Feria de Sevilla. Toda una ciudad que se va a vivir (beber y olvidar bailando) a un inmenso descampado pinchado de casetas. No es un acontecimiento único -el mundo está lleno de ferias- pero sí el más peculiar. El diario ABC de Sevilla, que es algo así como el cronicón familiar de la gran ciudad del sur de Europa, la viene describiendo y alabando más allá del asombro década tras década: hasta las enaguas le huelen a azahar. Pero decenas de miles de páginas después puede caber un despiste como el de decidir publicar un decálogo de consejos para controlar excesos. Y pifiaron, solo acertaron en la última recomendación: bailar, no dejar de bailar nunca para deshacer calorías. ¡Cómo abstenerse de comer y beber hasta más allá de la hartura cuando la feria se creó precisamente para ello! Porque se trata de despedirse sin medida de un año de trabajo y privatización que terminó en invierno.
En el millar largo de casetas -que en su inmensa mayoría son domicilios de particulares compartidos- se come, bebe, ríe y baila sevillanas a cualquier hora y durante todo el día. Pero aquello no es un desmadre: ni concentración hippie, ni romería devota en honor de virgen destacada. Existen normas, reglas rigurosas y antiguas que respetan la inmensa mayoría a rajatabla, solo que con mucha guasa y entre sueño y chistecitos. Aquello es una ciudad provisional que gobierna el ayuntamiento con la precisión del reloj y en la que cada cual hace en su caseta lo que le peta menos prenderle fuego.

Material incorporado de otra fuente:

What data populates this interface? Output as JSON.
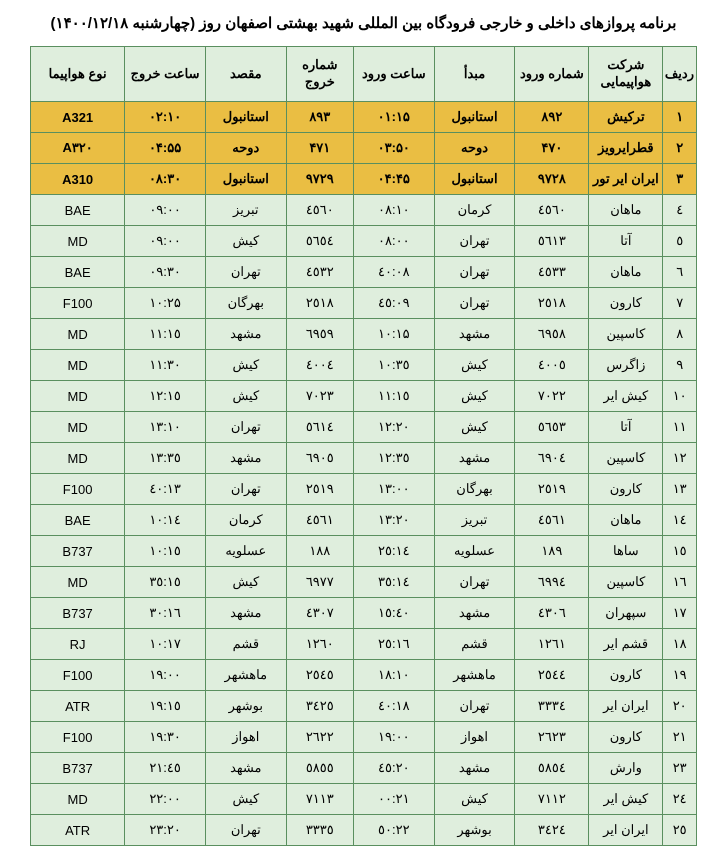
{
  "title": "برنامه پروازهای داخلی و خارجی فرودگاه بین المللی شهید بهشتی اصفهان روز (چهارشنبه ۱۴۰۰/۱۲/۱۸)",
  "columns": [
    "ردیف",
    "شرکت هواپیمایی",
    "شماره ورود",
    "مبدأ",
    "ساعت ورود",
    "شماره خروج",
    "مقصد",
    "ساعت خروج",
    "نوع هواپیما"
  ],
  "rows": [
    {
      "hl": true,
      "c": [
        "۱",
        "ترکیش",
        "۸۹۲",
        "استانبول",
        "۰۱:۱۵",
        "۸۹۳",
        "استانبول",
        "۰۲:۱۰",
        "A321"
      ]
    },
    {
      "hl": true,
      "c": [
        "۲",
        "قطرایرویز",
        "۴۷۰",
        "دوحه",
        "۰۳:۵۰",
        "۴۷۱",
        "دوحه",
        "۰۴:۵۵",
        "A۳۲۰"
      ]
    },
    {
      "hl": true,
      "c": [
        "۳",
        "ایران ایر تور",
        "۹۷۲۸",
        "استانبول",
        "۰۴:۴۵",
        "۹۷۲۹",
        "استانبول",
        "۰۸:۳۰",
        "A310"
      ]
    },
    {
      "hl": false,
      "c": [
        "٤",
        "ماهان",
        "٤٥٦٠",
        "کرمان",
        "۰۸:۱۰",
        "٤٥٦٠",
        "تبریز",
        "۰۹:۰۰",
        "BAE"
      ]
    },
    {
      "hl": false,
      "c": [
        "٥",
        "آتا",
        "٥٦١٣",
        "تهران",
        "۰۸:۰۰",
        "٥٦٥٤",
        "کیش",
        "۰۹:۰۰",
        "MD"
      ]
    },
    {
      "hl": false,
      "c": [
        "٦",
        "ماهان",
        "٤٥٣٣",
        "تهران",
        "۰۸:٤۰",
        "٤٥٣٢",
        "تهران",
        "۰۹:۳۰",
        "BAE"
      ]
    },
    {
      "hl": false,
      "c": [
        "٧",
        "کارون",
        "٢٥١٨",
        "تهران",
        "۰۹:٤٥",
        "٢٥١٨",
        "بهرگان",
        "۱۰:۲۵",
        "F100"
      ]
    },
    {
      "hl": false,
      "c": [
        "٨",
        "کاسپین",
        "٦٩٥٨",
        "مشهد",
        "۱۰:۱۵",
        "٦٩٥٩",
        "مشهد",
        "۱۱:۱٥",
        "MD"
      ]
    },
    {
      "hl": false,
      "c": [
        "٩",
        "زاگرس",
        "٤٠٠٥",
        "کیش",
        "۱۰:۳٥",
        "٤٠٠٤",
        "کیش",
        "۱۱:۳۰",
        "MD"
      ]
    },
    {
      "hl": false,
      "c": [
        "۱۰",
        "کیش ایر",
        "٧٠٢٢",
        "کیش",
        "۱۱:۱٥",
        "٧٠٢٣",
        "کیش",
        "۱۲:۱٥",
        "MD"
      ]
    },
    {
      "hl": false,
      "c": [
        "۱۱",
        "آتا",
        "٥٦٥٣",
        "کیش",
        "۱۲:۲۰",
        "٥٦١٤",
        "تهران",
        "۱۳:۱۰",
        "MD"
      ]
    },
    {
      "hl": false,
      "c": [
        "۱۲",
        "کاسپین",
        "٦٩٠٤",
        "مشهد",
        "۱۲:۳٥",
        "٦٩٠٥",
        "مشهد",
        "۱۳:۳٥",
        "MD"
      ]
    },
    {
      "hl": false,
      "c": [
        "۱۳",
        "کارون",
        "٢٥١٩",
        "بهرگان",
        "۱۳:۰۰",
        "٢٥١٩",
        "تهران",
        "۱۳:٤۰",
        "F100"
      ]
    },
    {
      "hl": false,
      "c": [
        "۱٤",
        "ماهان",
        "٤٥٦١",
        "تبریز",
        "۱۳:۲۰",
        "٤٥٦١",
        "کرمان",
        "۱٤:۱۰",
        "BAE"
      ]
    },
    {
      "hl": false,
      "c": [
        "۱٥",
        "ساها",
        "١٨٩",
        "عسلویه",
        "۱٤:۲٥",
        "١٨٨",
        "عسلویه",
        "۱٥:۱۰",
        "B737"
      ]
    },
    {
      "hl": false,
      "c": [
        "۱٦",
        "کاسپین",
        "٦٩٩٤",
        "تهران",
        "۱٤:۳٥",
        "٦٩٧٧",
        "کیش",
        "۱٥:۳٥",
        "MD"
      ]
    },
    {
      "hl": false,
      "c": [
        "۱٧",
        "سپهران",
        "٤٣٠٦",
        "مشهد",
        "۱٥:٤۰",
        "٤٣٠٧",
        "مشهد",
        "۱٦:۳۰",
        "B737"
      ]
    },
    {
      "hl": false,
      "c": [
        "۱۸",
        "قشم ایر",
        "١٢٦١",
        "قشم",
        "۱٦:۲٥",
        "١٢٦٠",
        "قشم",
        "۱٧:۱۰",
        "RJ"
      ]
    },
    {
      "hl": false,
      "c": [
        "۱۹",
        "کارون",
        "٢٥٤٤",
        "ماهشهر",
        "۱۸:۱۰",
        "٢٥٤٥",
        "ماهشهر",
        "۱۹:۰۰",
        "F100"
      ]
    },
    {
      "hl": false,
      "c": [
        "۲۰",
        "ایران ایر",
        "٣٣٣٤",
        "تهران",
        "۱۸:٤۰",
        "٣٤٢٥",
        "بوشهر",
        "۱۹:۱٥",
        "ATR"
      ]
    },
    {
      "hl": false,
      "c": [
        "۲۱",
        "کارون",
        "٢٦٢٣",
        "اهواز",
        "۱۹:۰۰",
        "٢٦٢٢",
        "اهواز",
        "۱۹:۳۰",
        "F100"
      ]
    },
    {
      "hl": false,
      "c": [
        "۲۳",
        "وارش",
        "٥٨٥٤",
        "مشهد",
        "۲۰:٤٥",
        "٥٨٥٥",
        "مشهد",
        "۲١:٤٥",
        "B737"
      ]
    },
    {
      "hl": false,
      "c": [
        "۲٤",
        "کیش ایر",
        "٧١١٢",
        "کیش",
        "۲١:۰۰",
        "٧١١٣",
        "کیش",
        "۲۲:۰۰",
        "MD"
      ]
    },
    {
      "hl": false,
      "c": [
        "۲٥",
        "ایران ایر",
        "٣٤٢٤",
        "بوشهر",
        "۲۲:٥۰",
        "٣٣٣٥",
        "تهران",
        "۲۳:۲۰",
        "ATR"
      ]
    }
  ]
}
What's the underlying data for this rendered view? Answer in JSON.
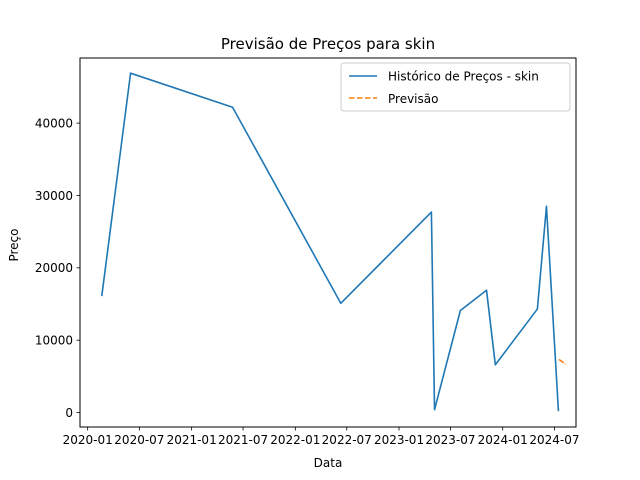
{
  "chart_data": {
    "type": "line",
    "title": "Previsão de Preços para skin",
    "xlabel": "Data",
    "ylabel": "Preço",
    "xlim": [
      "2019-12-05",
      "2024-09-15"
    ],
    "ylim": [
      -2000,
      49000
    ],
    "grid": false,
    "legend_position": "top-right",
    "x_ticks": [
      "2020-01",
      "2020-07",
      "2021-01",
      "2021-07",
      "2022-01",
      "2022-07",
      "2023-01",
      "2023-07",
      "2024-01",
      "2024-07"
    ],
    "x_tick_labels": [
      "2020-01",
      "2020-07",
      "2021-01",
      "2021-07",
      "2022-01",
      "2022-07",
      "2023-01",
      "2023-07",
      "2024-01",
      "2024-07"
    ],
    "y_ticks": [
      0,
      10000,
      20000,
      30000,
      40000
    ],
    "y_tick_labels": [
      "0",
      "10000",
      "20000",
      "30000",
      "40000"
    ],
    "series": [
      {
        "name": "Histórico de Preços - skin",
        "color": "#1f77b4",
        "style": "solid",
        "points": [
          {
            "x": "2020-02-20",
            "y": 16200
          },
          {
            "x": "2020-05-31",
            "y": 46900
          },
          {
            "x": "2021-05-25",
            "y": 42200
          },
          {
            "x": "2022-06-10",
            "y": 15100
          },
          {
            "x": "2023-04-25",
            "y": 27700
          },
          {
            "x": "2023-05-06",
            "y": 400
          },
          {
            "x": "2023-08-05",
            "y": 14100
          },
          {
            "x": "2023-11-05",
            "y": 16900
          },
          {
            "x": "2023-12-06",
            "y": 6600
          },
          {
            "x": "2024-05-02",
            "y": 14300
          },
          {
            "x": "2024-06-03",
            "y": 28500
          },
          {
            "x": "2024-07-15",
            "y": 300
          }
        ]
      },
      {
        "name": "Previsão",
        "color": "#ff7f0e",
        "style": "dashed",
        "points": [
          {
            "x": "2024-07-18",
            "y": 7300
          },
          {
            "x": "2024-08-10",
            "y": 6700
          }
        ]
      }
    ]
  }
}
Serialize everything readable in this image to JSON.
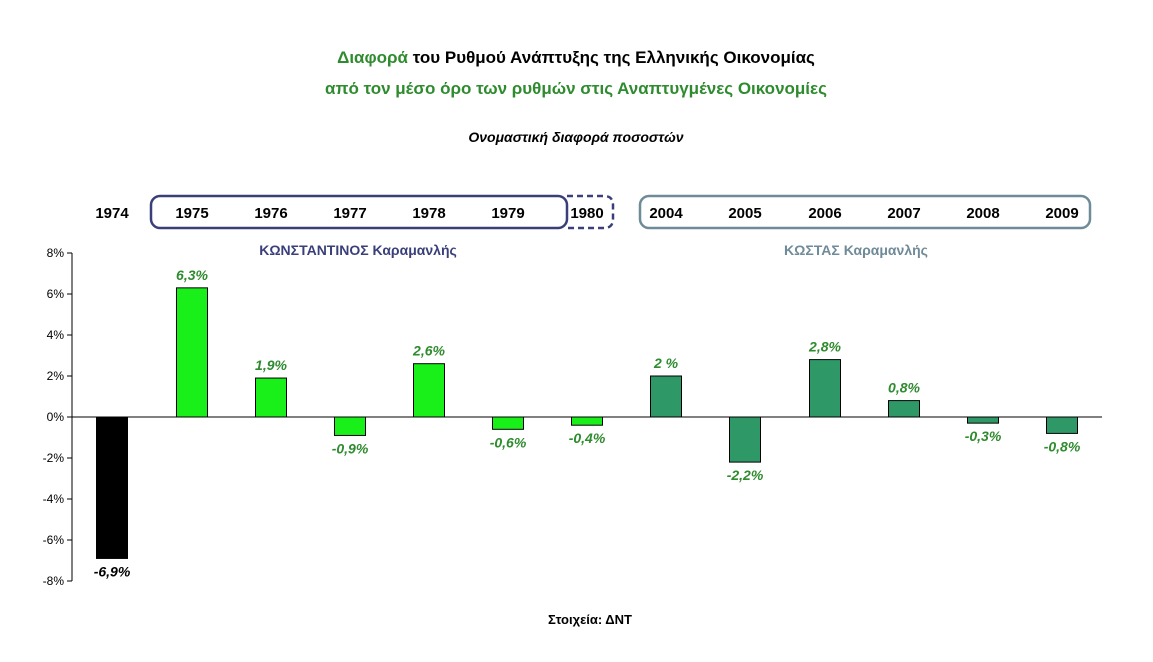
{
  "title": {
    "line1_green": "Διαφορά",
    "line1_rest": "του Ρυθμού Ανάπτυξης της Ελληνικής Οικονομίας",
    "line2": "από τον μέσο όρο των ρυθμών στις Αναπτυγμένες Οικονομίες"
  },
  "subtitle": "Ονομαστική διαφορά ποσοστών",
  "source": "Στοιχεία: ΔΝΤ",
  "groups": [
    {
      "label": "ΚΩΝΣΤΑΝΤΙΝΟΣ Καραμανλής",
      "years": [
        "1975",
        "1976",
        "1977",
        "1978",
        "1979",
        "1980"
      ],
      "color": "#3a3f7a"
    },
    {
      "label": "ΚΩΣΤΑΣ Καραμανλής",
      "years": [
        "2004",
        "2005",
        "2006",
        "2007",
        "2008",
        "2009"
      ],
      "color": "#6f8a98"
    }
  ],
  "colors": {
    "title_green": "#2e8b2e",
    "label_green": "#2e8b2e",
    "bar_1974": "#000000",
    "bar_1975_1980": "#19f019",
    "bar_2004_2009": "#2e9966"
  },
  "chart_data": {
    "type": "bar",
    "categories": [
      "1974",
      "1975",
      "1976",
      "1977",
      "1978",
      "1979",
      "1980",
      "2004",
      "2005",
      "2006",
      "2007",
      "2008",
      "2009"
    ],
    "values": [
      -6.9,
      6.3,
      1.9,
      -0.9,
      2.6,
      -0.6,
      -0.4,
      2.0,
      -2.2,
      2.8,
      0.8,
      -0.3,
      -0.8
    ],
    "data_labels": [
      "-6,9%",
      "6,3%",
      "1,9%",
      "-0,9%",
      "2,6%",
      "-0,6%",
      "-0,4%",
      "2 %",
      "-2,2%",
      "2,8%",
      "0,8%",
      "-0,3%",
      "-0,8%"
    ],
    "ylim": [
      -8,
      8
    ],
    "yticks": [
      8,
      6,
      4,
      2,
      0,
      -2,
      -4,
      -6,
      -8
    ],
    "ytick_labels": [
      "8%",
      "6%",
      "4%",
      "2%",
      "0%",
      "-2%",
      "-4%",
      "-6%",
      "-8%"
    ],
    "xlabel": "",
    "ylabel": "",
    "grid": false
  }
}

Abundan los ritos y la tradición despliega sus más viejos mantones. Los pasos de la feria están tan pautados como las notas de la música barroca: siempre la misma y emociones diferentes. Porque el langostino fresquito, la manzanilla, el jamón y la cruzcampo te lo ofrecen siempre quienes te inviten a su casa (perdón, caseta), pero tú los vas a recibir según lleves el cuerpo puesto o cómo te caiga quien invita. La feria no siempre es la noria predecible que acaba bajando de las nubes, sino un continuo suceder de tumbos por calles toreras que se abren a una u otra puerta según los amigos con los que “apatrulles” el real.
En ocasiones te encuentras con el jefe que mira desconcertado y molesto para otro lado al reparar tu presencia, mientras te cagas aunque vayas como un piojo a esa hora. Y en otras, te tropiezas con el político que detestas y nunca votarás o, vaya casualidad, te sirven una hermosa tapa de callos, que aborreces, pues en ello se empeñó Alfonso, que ahora vive en Madrid y se ha enamorado de los mondongos.
Lugar de alegría y jolgorio
Se da por seguro que esta semana entre abril y mayo, entre las neblinas de la pérdida y el goce, Sevilla gana mucha pasta. Es de suponer. Lo sabrá el cajero del AVE o el empresario de la Maestranza; quienes arquean hoteles y pensiones y nuestro amigo Joaquín, que cerró su bar de El Tardón para “servir de tó” en la caseta más animada de Juan Belmonte. Pero el que acude a la feria para vivir (beber y olvidar), el dinero no le importa, pues nunca se gastará más del que tenga o decida disponer.
La feria es para sentirla y perderse en ella. Cada uno a su manera. Desde las monjas de clausura (las he visto) hasta el yonki, todos tienen cabida y una sonrisa que recibir. Y tampoco es cierta la letanía de que si no conoces a nadie allí, mejor no vayas porque no encontrarás una puerta abierta. Es una leyenda urbana imposible. Porque ¿quién acude a un lugar de alegría y jolgorio de la mano de la soledad? Nadie. El solo que llega al real será siempre el curioso que busca novedad y diversión. Y allí lo va encontrar siempre.
Quien de verdad va a rabiar en la feria es el abstemio, aquel que no le molen las sevillanas y no soporte el polvo del albero que, en días de solana, se te pega a las canillas para no salir hasta la séptima ducha. Una feria ya lejana, comprobé el sufrimiento de aquella castellana, casi extranjera entonces, dependiente de la Coca Cola y el mosto, que no llevaba bien mancharse los dedos al pelar gambas y hacía ascos al caldito de madrugada. Pero todo lo demás le deslumbró. Al año siguiente, se anillaba la muñeca derecha con cabos de La Guita y de madrugada, entre las sartenes gitanas sobre las que freían churros, se lamentaba de que amaneciera tan temprano.